The really bad thing is most routers I have seen do not have a daily limit you can impose so people are cut off when they reach it. That is what we really need.
Well, that doesn’t’ make sense. YouTube has been around for 10+ years and they’ve been addicted from the start. (8-12 hours/day is a modest estimate) This is a terabyte of data in less than 30 days.
Crap, it looks like a lot of upload traffic. Is it normal to have such a big disparity between upload and down? Is the 184 MB and the 6516 KB? Otherwise, it doesn’t make sense to me. Why doesn’t the 6516 number have a decimal?
Is there an xbox or ps4 in the house? Everytime I have come close to hitting my data limit it turns out to be my son downlaoding a bunch of games like Black Ops 2 because he can’t decide what to play and some of those games are 70 or more GB each…
He did say he got 3 games today but it was like 10 apiece, so I didn’t think about it too hard. That’s probably it. I bet there is a way to check disk usage per game on the Xbox.
It’s probably worth looking into. Streaming alone (and I have 2 heavy video streaming users and 2 that are moderate heavy in the house) doesn’t usually cause too much of a problem for your average household, but it really can. For instance, I have netflix on pretty much all the time while I’m not at work, because I like having “TV on in the background” which these days is usually Netflix (currently I’m watching Catastrophe on Amazon, over the weekend it was Patriot) and in the last 30 days I used 131GB on Edge, which is the browser I stream everything on. Double that as my daughter also likes to have the TV on while she’s doing homework or just watching The Office again, and you are at 260GB. Factor in my son who is watching a lot of Netflix this last month because he discovered FRIENDS and has watched 9 seasons of that in the last few weeks, and you’re looking at close to 320+ GB just from streaming alone. Between downloading games (and they can be right massive on console, especially factoring in DLC downloads, and patches) and lots and lots of HD streaming, it can really add up quick.
EDIT Here is my top 5 for the last 30 days.
Origin is me pulling down Mass Effect Andromeda, Steam would be Endless Space 2 and Everspace. Chrome I have no earthly idea now that I think about it. I did pull down a Windows 10 ISO and all my documents, utilities, drivers, and etc. to follow my own advice from the other thread and refresh/rebuild my disaster recovery USB stick though, so that’s probably part of it. And Overwatch was free this weekend, which was 10GB on Blizzard. Over 200GB in the blink of an eye, and if you had asked me if I’d used more than normal data I’d be all “no way, man” which could be in the case of your kids - who keeps track of such things?

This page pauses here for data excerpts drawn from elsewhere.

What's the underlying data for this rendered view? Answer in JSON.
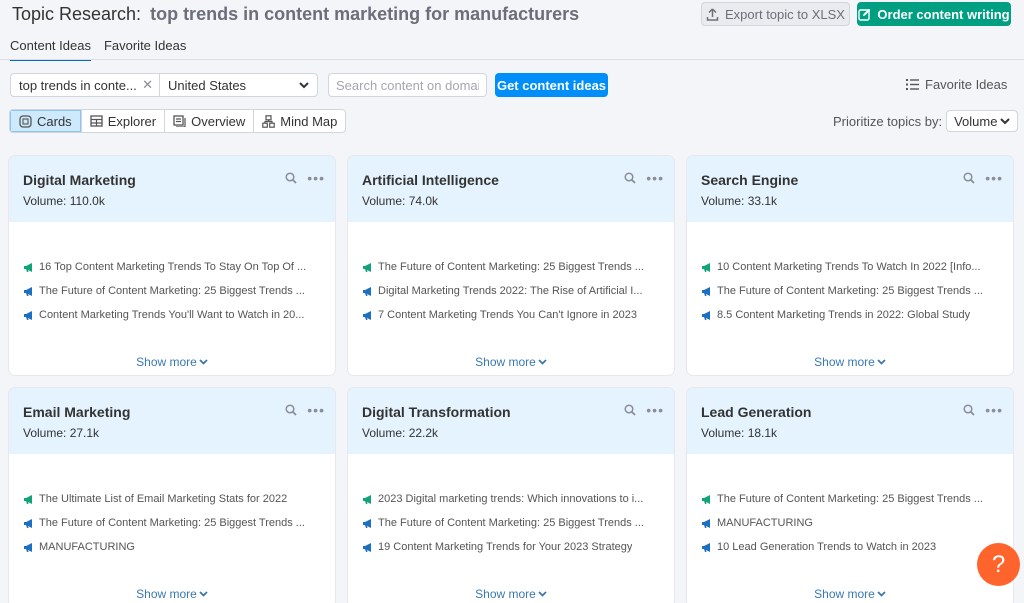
{
  "header": {
    "title_prefix": "Topic Research:",
    "title_query": "top trends in content marketing for manufacturers",
    "export_label": "Export topic to XLSX",
    "order_label": "Order content writing"
  },
  "tabs": [
    {
      "label": "Content Ideas",
      "active": true
    },
    {
      "label": "Favorite Ideas",
      "active": false
    }
  ],
  "filters": {
    "keyword_value": "top trends in conte...",
    "country_value": "United States",
    "domain_placeholder": "Search content on domain",
    "get_ideas_label": "Get content ideas",
    "favorite_ideas_label": "Favorite Ideas"
  },
  "views": [
    {
      "label": "Cards",
      "icon": "cards-icon",
      "active": true
    },
    {
      "label": "Explorer",
      "icon": "table-icon",
      "active": false
    },
    {
      "label": "Overview",
      "icon": "overview-icon",
      "active": false
    },
    {
      "label": "Mind Map",
      "icon": "mind-map-icon",
      "active": false
    }
  ],
  "prioritize": {
    "label": "Prioritize topics by:",
    "value": "Volume"
  },
  "colors": {
    "top_headline_icon": "#13a37a",
    "headline_icon": "#1d6fc2",
    "accent_blue": "#008ff8",
    "accent_green": "#009f81",
    "help_orange": "#ff642d"
  },
  "cards": [
    {
      "title": "Digital Marketing",
      "volume": "Volume: 110.0k",
      "headlines": [
        "16 Top Content Marketing Trends To Stay On Top Of ...",
        "The Future of Content Marketing: 25 Biggest Trends ...",
        "Content Marketing Trends You'll Want to Watch in 20..."
      ],
      "show_more": "Show more"
    },
    {
      "title": "Artificial Intelligence",
      "volume": "Volume: 74.0k",
      "headlines": [
        "The Future of Content Marketing: 25 Biggest Trends ...",
        "Digital Marketing Trends 2022: The Rise of Artificial I...",
        "7 Content Marketing Trends You Can't Ignore in 2023"
      ],
      "show_more": "Show more"
    },
    {
      "title": "Search Engine",
      "volume": "Volume: 33.1k",
      "headlines": [
        "10 Content Marketing Trends To Watch In 2022 [Info...",
        "The Future of Content Marketing: 25 Biggest Trends ...",
        "8.5 Content Marketing Trends in 2022: Global Study"
      ],
      "show_more": "Show more"
    },
    {
      "title": "Email Marketing",
      "volume": "Volume: 27.1k",
      "headlines": [
        "The Ultimate List of Email Marketing Stats for 2022",
        "The Future of Content Marketing: 25 Biggest Trends ...",
        "MANUFACTURING"
      ],
      "show_more": "Show more"
    },
    {
      "title": "Digital Transformation",
      "volume": "Volume: 22.2k",
      "headlines": [
        "2023 Digital marketing trends: Which innovations to i...",
        "The Future of Content Marketing: 25 Biggest Trends ...",
        "19 Content Marketing Trends for Your 2023 Strategy"
      ],
      "show_more": "Show more"
    },
    {
      "title": "Lead Generation",
      "volume": "Volume: 18.1k",
      "headlines": [
        "The Future of Content Marketing: 25 Biggest Trends ...",
        "MANUFACTURING",
        "10 Lead Generation Trends to Watch in 2023"
      ],
      "show_more": "Show more"
    }
  ],
  "help_label": "?"
}
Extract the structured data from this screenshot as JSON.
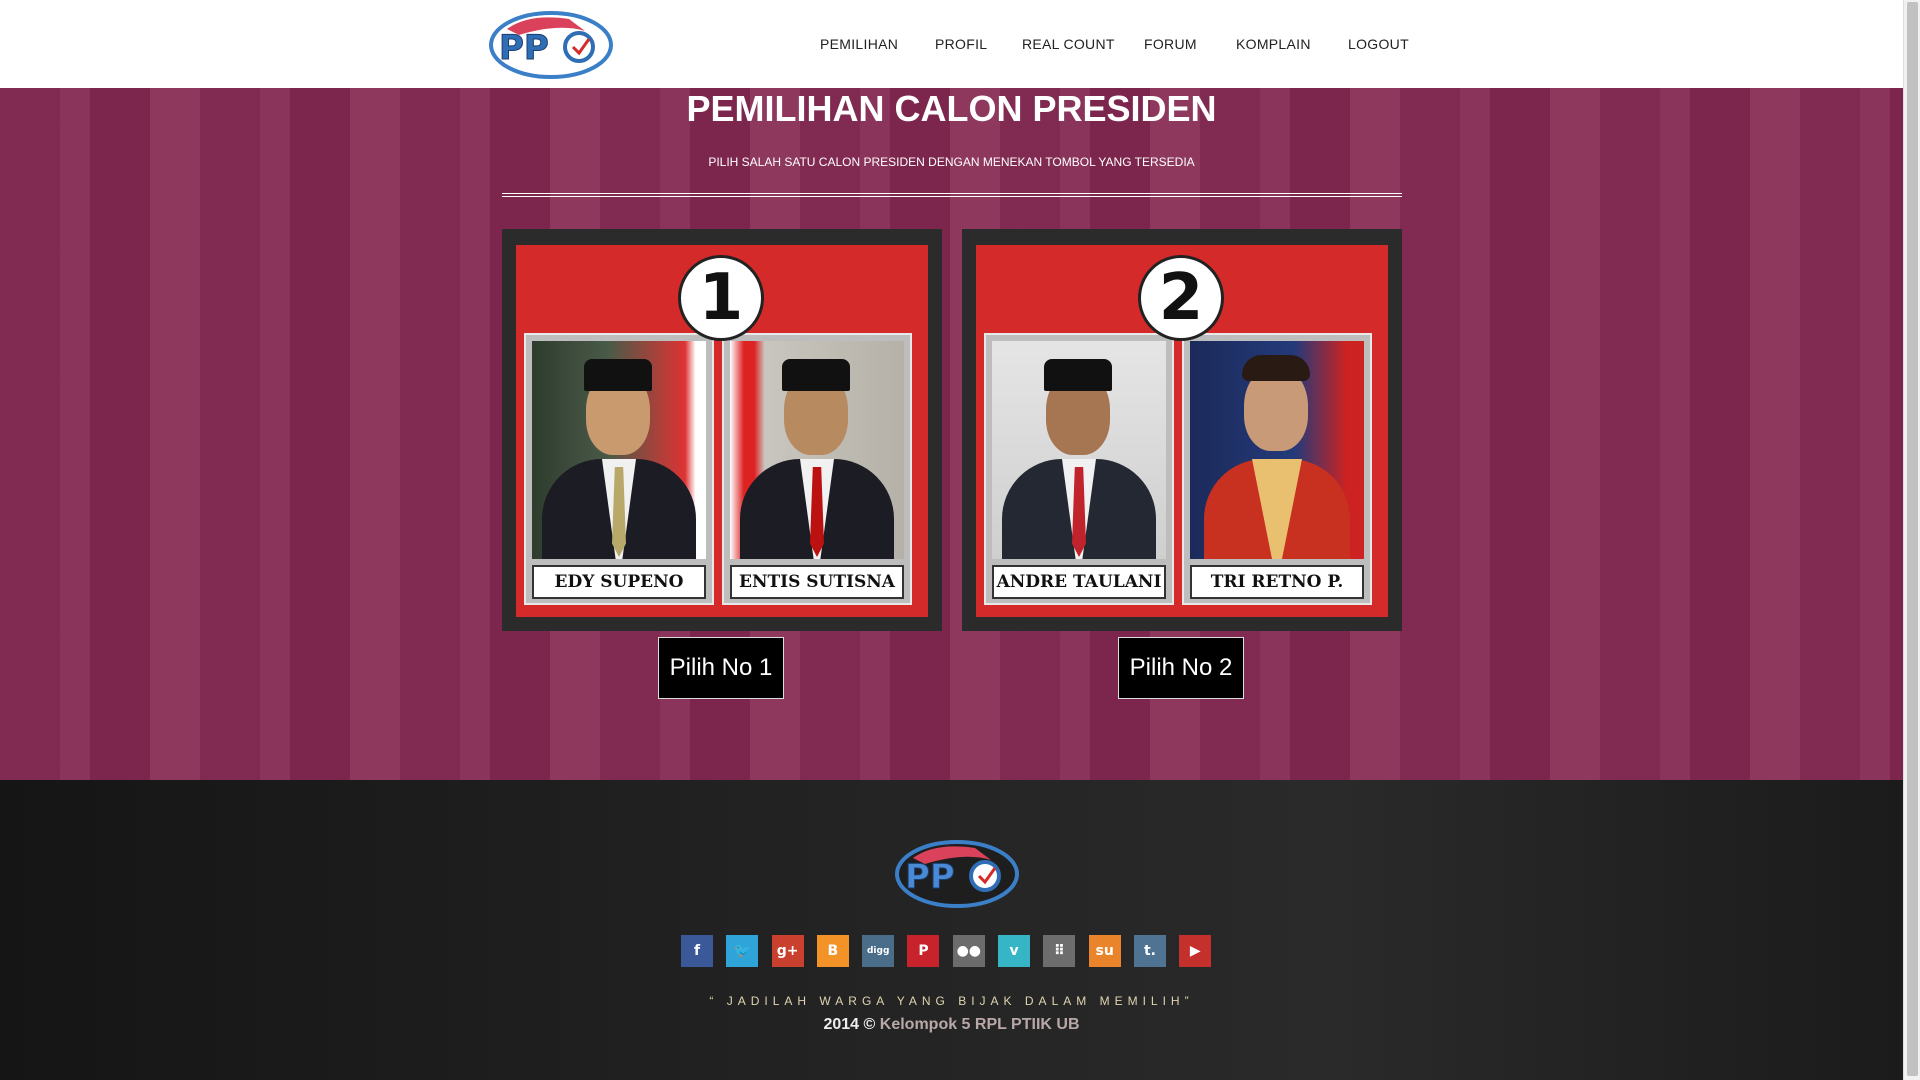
{
  "header": {
    "nav": [
      "PEMILIHAN",
      "PROFIL",
      "REAL COUNT",
      "FORUM",
      "KOMPLAIN",
      "LOGOUT"
    ]
  },
  "hero": {
    "title": "PEMILIHAN CALON PRESIDEN",
    "subtitle": "PILIH SALAH SATU CALON PRESIDEN DENGAN MENEKAN TOMBOL YANG TERSEDIA"
  },
  "candidates": [
    {
      "number": "1",
      "names": [
        "EDY SUPENO",
        "ENTIS SUTISNA"
      ],
      "button": "Pilih No 1"
    },
    {
      "number": "2",
      "names": [
        "ANDRE TAULANI",
        "TRI RETNO P."
      ],
      "button": "Pilih No 2"
    }
  ],
  "footer": {
    "social": [
      {
        "icon": "facebook-icon",
        "glyph": "f",
        "color": "#3b5998"
      },
      {
        "icon": "twitter-icon",
        "glyph": "🐦",
        "color": "#2fa4d9"
      },
      {
        "icon": "google-plus-icon",
        "glyph": "g+",
        "color": "#c9402f"
      },
      {
        "icon": "blogger-icon",
        "glyph": "B",
        "color": "#f29227"
      },
      {
        "icon": "digg-icon",
        "glyph": "digg",
        "color": "#4a6e8a"
      },
      {
        "icon": "pinterest-icon",
        "glyph": "P",
        "color": "#c8232c"
      },
      {
        "icon": "flickr-icon",
        "glyph": "●●",
        "color": "#6c6c6c"
      },
      {
        "icon": "vimeo-icon",
        "glyph": "v",
        "color": "#36b5c6"
      },
      {
        "icon": "myspace-icon",
        "glyph": "⠿",
        "color": "#6d6d6d"
      },
      {
        "icon": "stumbleupon-icon",
        "glyph": "su",
        "color": "#e9842b"
      },
      {
        "icon": "tumblr-icon",
        "glyph": "t.",
        "color": "#4f7392"
      },
      {
        "icon": "youtube-icon",
        "glyph": "▶",
        "color": "#c4302b"
      }
    ],
    "quote": "“ JADILAH WARGA YANG BIJAK DALAM MEMILIH”",
    "copyright_prefix": "2014 ©",
    "copyright_link": "Kelompok 5 RPL PTIIK UB"
  }
}
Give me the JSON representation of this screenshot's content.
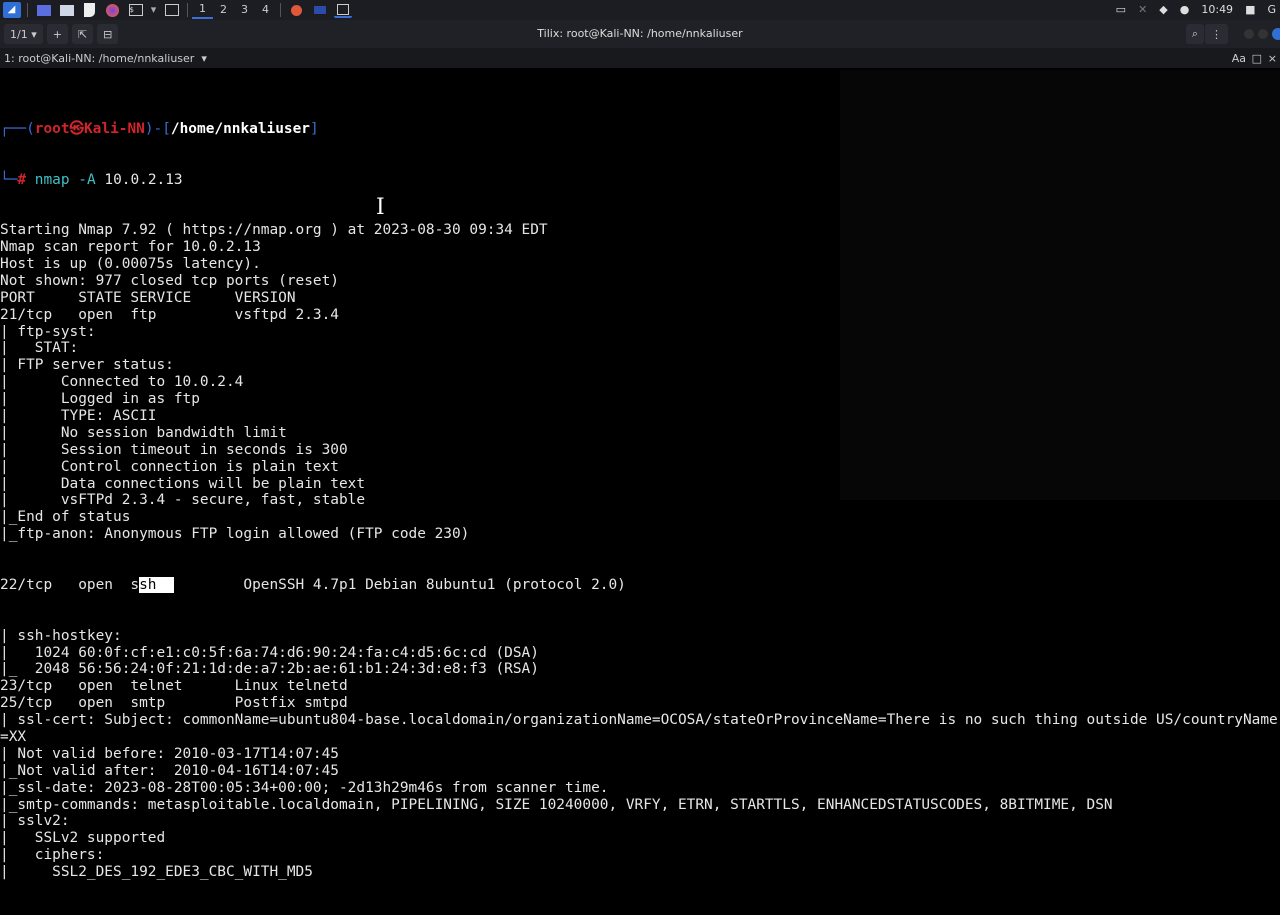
{
  "panel": {
    "workspaces": [
      "1",
      "2",
      "3",
      "4"
    ],
    "clock": "10:49"
  },
  "window": {
    "title": "Tilix: root@Kali-NN: /home/nnkaliuser",
    "session_count": "1/1",
    "tab_label": "1: root@Kali-NN: /home/nnkaliuser"
  },
  "prompt": {
    "user_host": "root㉿Kali-NN",
    "path": "/home/nnkaliuser",
    "hash": "#",
    "cmd": "nmap",
    "flag": "-A",
    "arg": "10.0.2.13"
  },
  "output_before": [
    "Starting Nmap 7.92 ( https://nmap.org ) at 2023-08-30 09:34 EDT",
    "Nmap scan report for 10.0.2.13",
    "Host is up (0.00075s latency).",
    "Not shown: 977 closed tcp ports (reset)",
    "PORT     STATE SERVICE     VERSION",
    "21/tcp   open  ftp         vsftpd 2.3.4",
    "| ftp-syst: ",
    "|   STAT: ",
    "| FTP server status:",
    "|      Connected to 10.0.2.4",
    "|      Logged in as ftp",
    "|      TYPE: ASCII",
    "|      No session bandwidth limit",
    "|      Session timeout in seconds is 300",
    "|      Control connection is plain text",
    "|      Data connections will be plain text",
    "|      vsFTPd 2.3.4 - secure, fast, stable",
    "|_End of status",
    "|_ftp-anon: Anonymous FTP login allowed (FTP code 230)"
  ],
  "ssh_line": {
    "pre": "22/tcp   open  s",
    "selected": "sh  ",
    "post": "        OpenSSH 4.7p1 Debian 8ubuntu1 (protocol 2.0)"
  },
  "output_after": [
    "| ssh-hostkey: ",
    "|   1024 60:0f:cf:e1:c0:5f:6a:74:d6:90:24:fa:c4:d5:6c:cd (DSA)",
    "|_  2048 56:56:24:0f:21:1d:de:a7:2b:ae:61:b1:24:3d:e8:f3 (RSA)",
    "23/tcp   open  telnet      Linux telnetd",
    "25/tcp   open  smtp        Postfix smtpd",
    "| ssl-cert: Subject: commonName=ubuntu804-base.localdomain/organizationName=OCOSA/stateOrProvinceName=There is no such thing outside US/countryName",
    "=XX",
    "| Not valid before: 2010-03-17T14:07:45",
    "|_Not valid after:  2010-04-16T14:07:45",
    "|_ssl-date: 2023-08-28T00:05:34+00:00; -2d13h29m46s from scanner time.",
    "|_smtp-commands: metasploitable.localdomain, PIPELINING, SIZE 10240000, VRFY, ETRN, STARTTLS, ENHANCEDSTATUSCODES, 8BITMIME, DSN",
    "| sslv2: ",
    "|   SSLv2 supported",
    "|   ciphers: ",
    "|     SSL2_DES_192_EDE3_CBC_WITH_MD5"
  ]
}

Having a data cap is the fucking worst. I had to keep an eye on it constantly for over 3 years even with a 1TB cap, it goes so fast in a 4-person house hold (despite what the ISP claims). I finally just bumped up my tier of service to 250Mb down and a 2TB cap. It’s extra per month but so worth not having to worry about data caps (too much).
Upload from you to the provider? That would only make sense along the lines of someone at your house streaming video outbound, or perhaps hacked and data being served from that host, or running bittorrent and they’ve become a seed for a file.
Somewhere on your router you should be able to see the wireless or wired MAC addresses connected. Process of elimination, turn things off, check stats, turn them on, check again in an hour, etc.
Good spot, I wasn’t paying attention to his screenshot at all.
Still worthy of a device by device troubleshooting method. On most of those router screens you can reset, and if not, you could reset the router and probably clear the data counter. I’d start with getting the kids off everything, reset, check counters, add them back, repeat.
Anyone using online backup services? Those can take up an enormous amount of bandwidth, especially on the initial synchronization.
Video streaming really could be the culprit, as more and more video content is 1080P or better. I have Netflix set to stream at lower quality, as HD streams add up pretty fast. If you have multiple people streaming video in full HD, that could totally add up like that.